Jamaica Gleaner Online TODAY'S ISSUE
Aug 13, 1999


On taxi terror

MORE THAN 100 taxi drivers have been killed across the country since the explosion of deportee cars began six or so years ago.

A combination of factors has generated a vast expansion of the taxi industry: redundancies have forced many people to hustle a living as taxi owners/operators; the shoddy public transport system has left a clear vacancy for the route taxis; and the cars for the service, the Japanese 'deportees', are easily available at affordable prices.

The growth of the taxi business has come at a heavy price. This must be the only country in the world where the risk of being killed as a taxi operator exceeds the risk of being killed as a security officer on dangerous streets.

The police remain baffled by what seems clearly to be targeted crime. The usual robbery factor may be there. Our investigations have, however, suggested several other important factors. For one thing, cut-throat competition seems to have led quite literally to eliminating the competition. Many operators believe that jealousy is playing a substantial role in the spate of taxi murders. The profile of several murders where the victim was not robbed and the car not stolen certainly seems to lend credence to this view.
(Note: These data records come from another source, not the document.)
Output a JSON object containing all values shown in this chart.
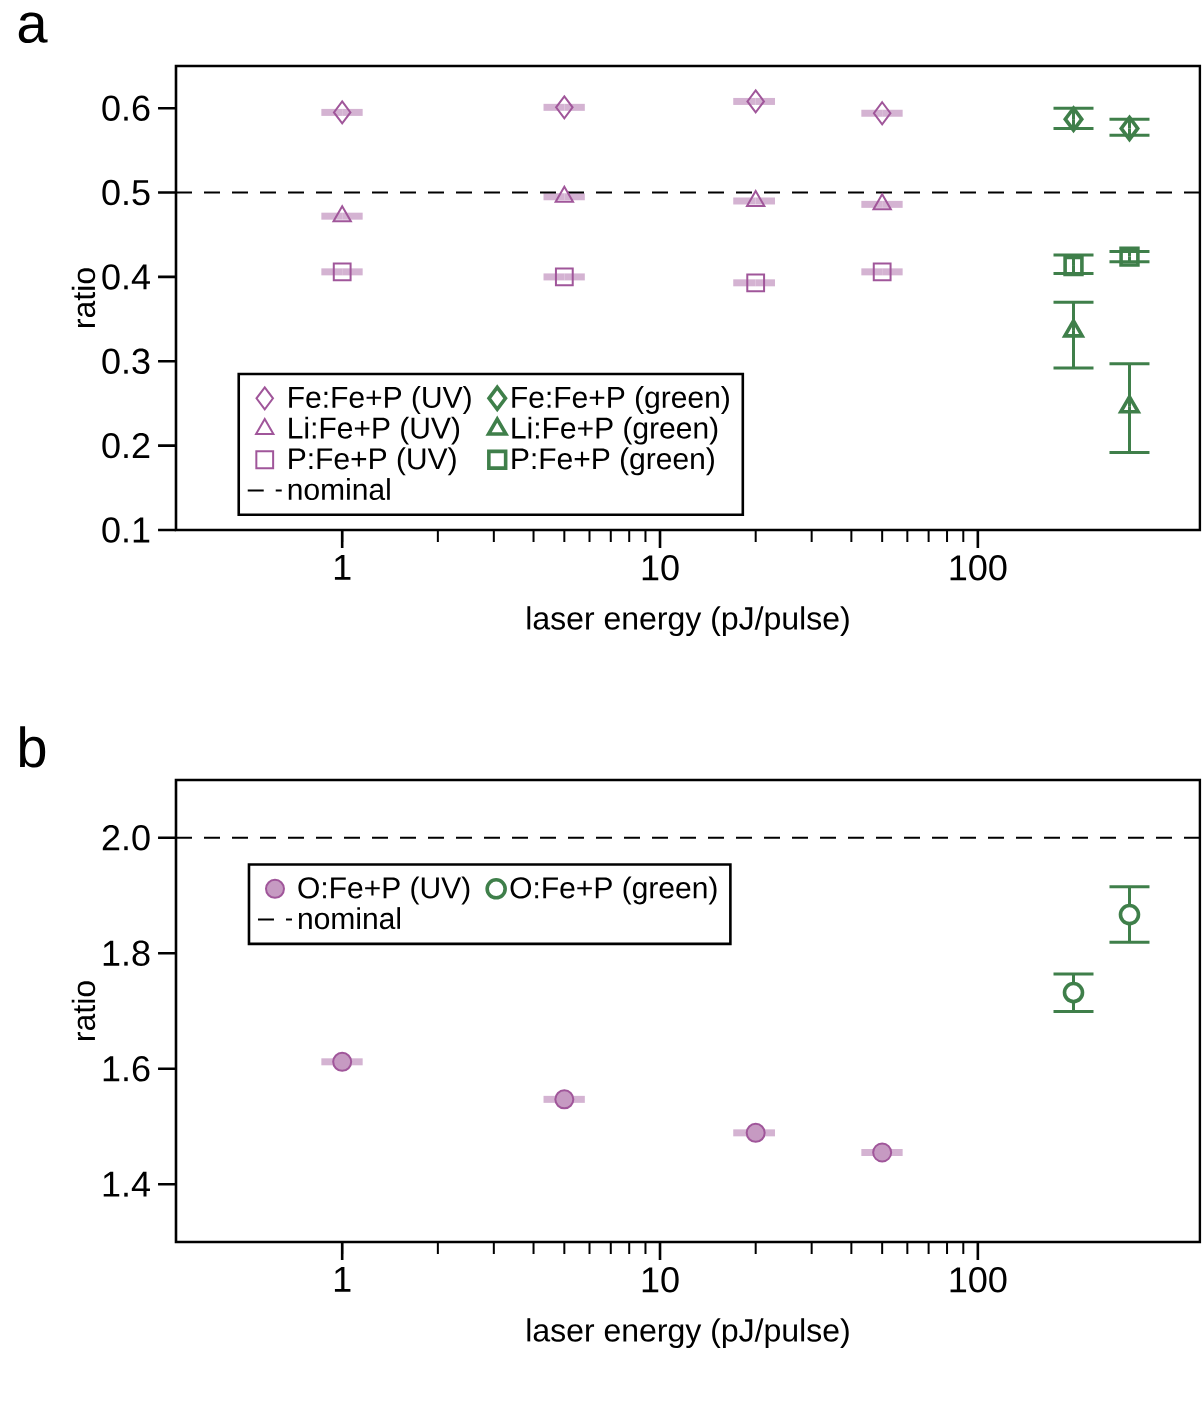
{
  "chart_data": [
    {
      "type": "scatter",
      "title": "a",
      "xlabel": "laser energy (pJ/pulse)",
      "ylabel": "ratio",
      "log": "x",
      "xlim": [
        0.3,
        500
      ],
      "xticks": [
        1,
        10,
        100
      ],
      "ylim": [
        0.1,
        0.65
      ],
      "yticks": [
        0.1,
        0.2,
        0.3,
        0.4,
        0.5,
        0.6
      ],
      "grid": false,
      "legend": "bottom left",
      "ref_lines": [
        {
          "axis": "y",
          "value": 0.5,
          "label": "nominal",
          "line_style": "dashed",
          "color": "#000000"
        }
      ],
      "series": [
        {
          "name": "Fe:Fe+P (UV)",
          "color": "#a0569a",
          "marker": "diamond",
          "x": [
            1,
            5,
            20,
            50
          ],
          "values": [
            0.595,
            0.601,
            0.608,
            0.594
          ],
          "xerrors": [
            [
              0.86,
              1.16
            ],
            [
              4.3,
              5.8
            ],
            [
              17,
              23
            ],
            [
              43,
              58
            ]
          ]
        },
        {
          "name": "Fe:Fe+P (green)",
          "color": "#3f7f4a",
          "marker": "diamond",
          "x": [
            200,
            300
          ],
          "values": [
            0.587,
            0.576
          ],
          "errors": [
            [
              0.576,
              0.6
            ],
            [
              0.568,
              0.587
            ]
          ]
        },
        {
          "name": "Li:Fe+P (UV)",
          "color": "#a0569a",
          "marker": "triangle",
          "x": [
            1,
            5,
            20,
            50
          ],
          "values": [
            0.472,
            0.495,
            0.49,
            0.486
          ],
          "xerrors": [
            [
              0.86,
              1.16
            ],
            [
              4.3,
              5.8
            ],
            [
              17,
              23
            ],
            [
              43,
              58
            ]
          ]
        },
        {
          "name": "Li:Fe+P (green)",
          "color": "#3f7f4a",
          "marker": "triangle",
          "x": [
            200,
            300
          ],
          "values": [
            0.336,
            0.246
          ],
          "errors": [
            [
              0.292,
              0.37
            ],
            [
              0.192,
              0.297
            ]
          ]
        },
        {
          "name": "P:Fe+P (UV)",
          "color": "#a0569a",
          "marker": "square",
          "x": [
            1,
            5,
            20,
            50
          ],
          "values": [
            0.406,
            0.4,
            0.393,
            0.406
          ],
          "xerrors": [
            [
              0.86,
              1.16
            ],
            [
              4.3,
              5.8
            ],
            [
              17,
              23
            ],
            [
              43,
              58
            ]
          ]
        },
        {
          "name": "P:Fe+P (green)",
          "color": "#3f7f4a",
          "marker": "square",
          "x": [
            200,
            300
          ],
          "values": [
            0.413,
            0.424
          ],
          "errors": [
            [
              0.404,
              0.426
            ],
            [
              0.418,
              0.43
            ]
          ]
        }
      ]
    },
    {
      "type": "scatter",
      "title": "b",
      "xlabel": "laser energy (pJ/pulse)",
      "ylabel": "ratio",
      "log": "x",
      "xlim": [
        0.3,
        500
      ],
      "xticks": [
        1,
        10,
        100
      ],
      "ylim": [
        1.3,
        2.1
      ],
      "yticks": [
        {
          "value": 1.4,
          "label": "1.4"
        },
        {
          "value": 1.6,
          "label": "1.6"
        },
        {
          "value": 1.8,
          "label": "1.8"
        },
        {
          "value": 2.0,
          "label": "2.0"
        }
      ],
      "grid": false,
      "legend": "top left",
      "ref_lines": [
        {
          "axis": "y",
          "value": 2.0,
          "label": "nominal",
          "line_style": "dashed",
          "color": "#000000"
        }
      ],
      "series": [
        {
          "name": "O:Fe+P (UV)",
          "color": "#a0569a",
          "marker": "circle",
          "x": [
            1,
            5,
            20,
            50
          ],
          "values": [
            1.612,
            1.547,
            1.489,
            1.455
          ],
          "xerrors": [
            [
              0.86,
              1.16
            ],
            [
              4.3,
              5.8
            ],
            [
              17,
              23
            ],
            [
              43,
              58
            ]
          ]
        },
        {
          "name": "O:Fe+P (green)",
          "color": "#3f7f4a",
          "marker": "circle",
          "x": [
            200,
            300
          ],
          "values": [
            1.732,
            1.867
          ],
          "errors": [
            [
              1.699,
              1.764
            ],
            [
              1.819,
              1.915
            ]
          ]
        }
      ]
    }
  ]
}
A situation where large numbers of mostly young men, some of them ruthless and criminal-minded, are in intense, unregulated and unmonitored competition, lends itself to the violent elimination of competitors, especially in a society where life has become cheap.

The market interface between the taxi business and gangsterism is another useful lead for the police to pursue far more vigorously. We have little doubt that that connection exists. There is also the factor of the stealing of easy access cars like taxi cabs to feed the lucrative, high-demand parts market.

One thing is certain, crime against and within the taxi industry demands serious security attention. We get the impression that much more is known by those within the industry than is being said, another manifestation of the "see an' blind, hear and deaf" mentality which is nurturing crime in other areas. But taxi operators should have learned by this that sealed lips and resistance to regulation today may mean death tomorrow.